En temps de guerre, pour les civils, un hôpital peut être un sanctuaire et un lieu de souffrance. Si vous avez besoin d’un traitement médical, où pouvez-vous vous rendre sinon à l’hôpital ? Et que se passe-t-il lorsqu’un hôpital est pris dans un conflit et touché par des munitions ou des roquettes ? Où devriez-vous aller à la place ? Et lorsque la santé mentale des patients se détériore, parce qu’elle ne peut être séparée de la santé physique, les dommages peuvent durer toute une vie. Même lorsque les combats s’arrêtent, récupérer physiquement et mentalement n’est pas facile.

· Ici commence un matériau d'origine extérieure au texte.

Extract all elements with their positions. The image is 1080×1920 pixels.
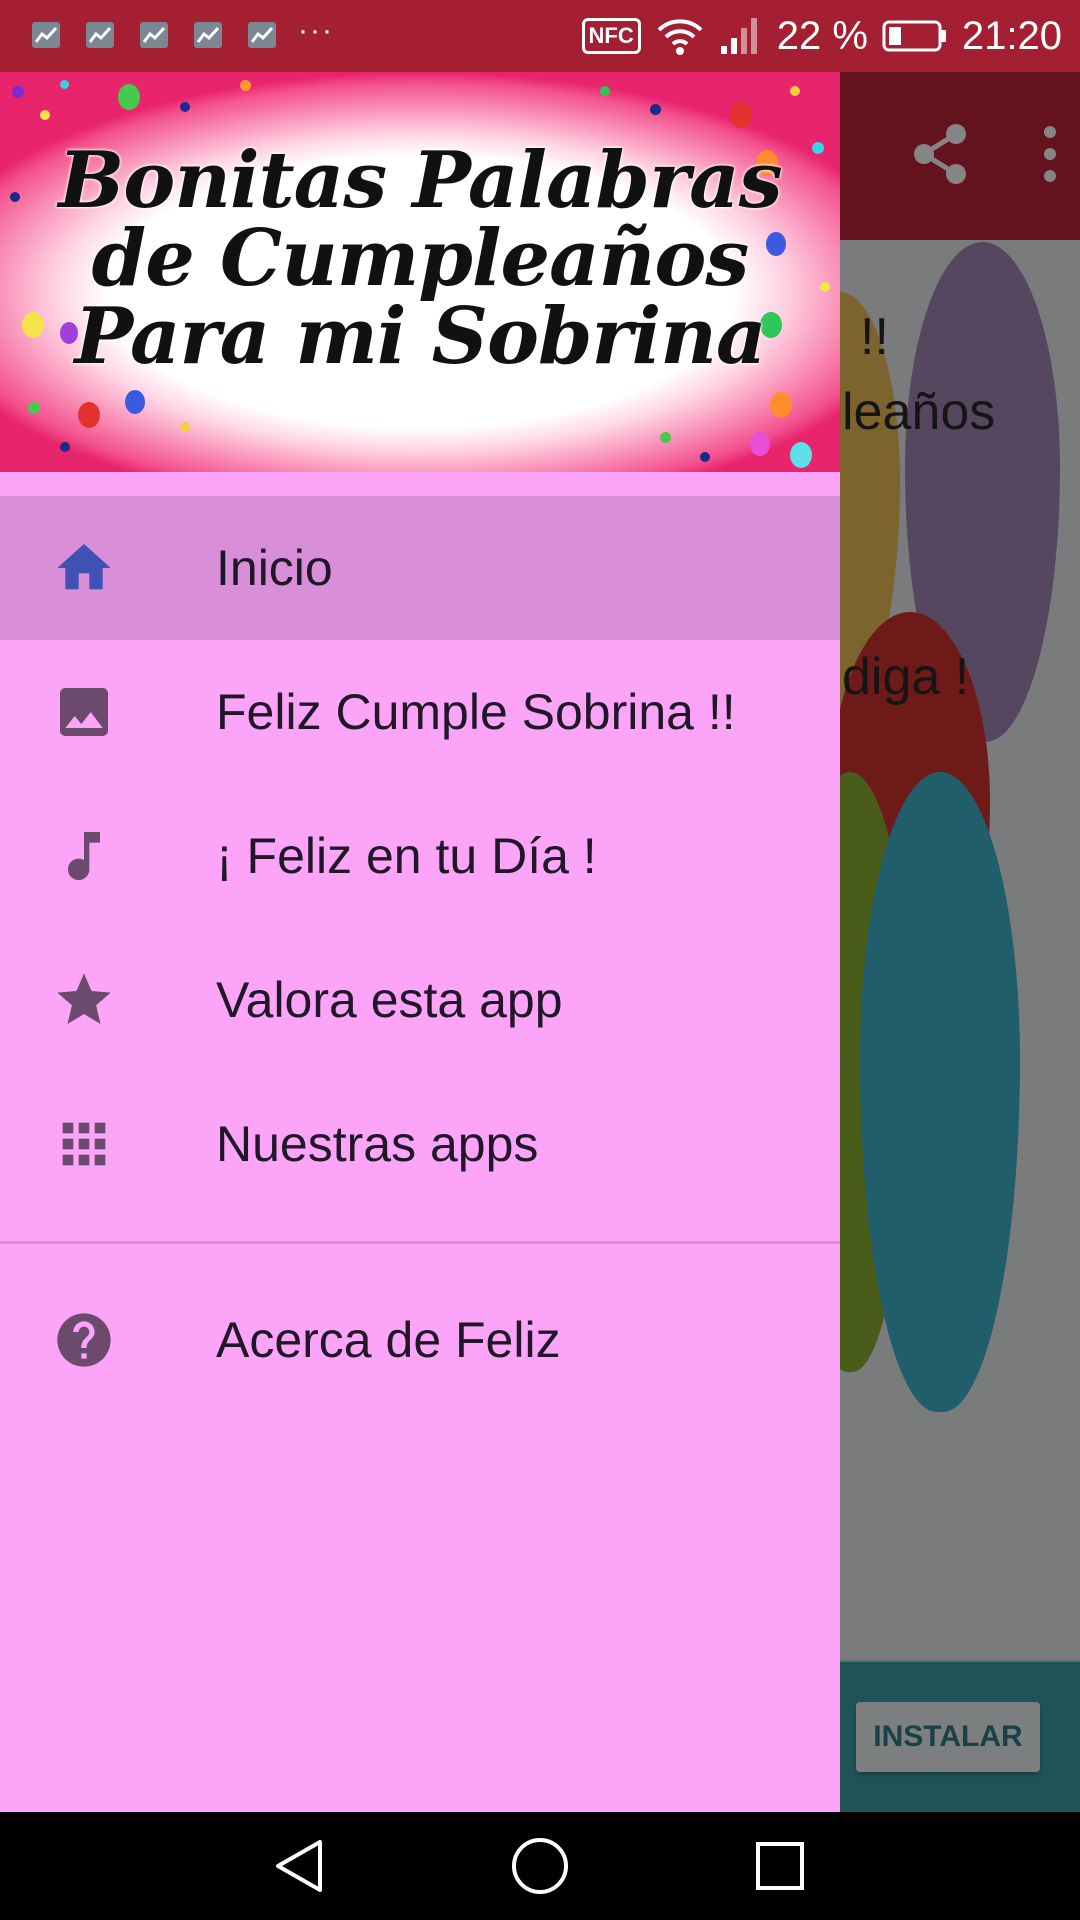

La seule solution est alors de protéger les hôpitaux à tout moment, mais surtout en temps de guerre. Ne jamais prendre les services médicaux pour acquis et veiller à ce que les personnes talentueuses et dévouées qui travaillent dans les hôpitaux, partout dans le monde, soient aussi soignées qu'elles soignent les patients. Cette ligne de conduite serait très utile à l’humanité, que ce soit en Irak, en Ukraine ou à Gaza.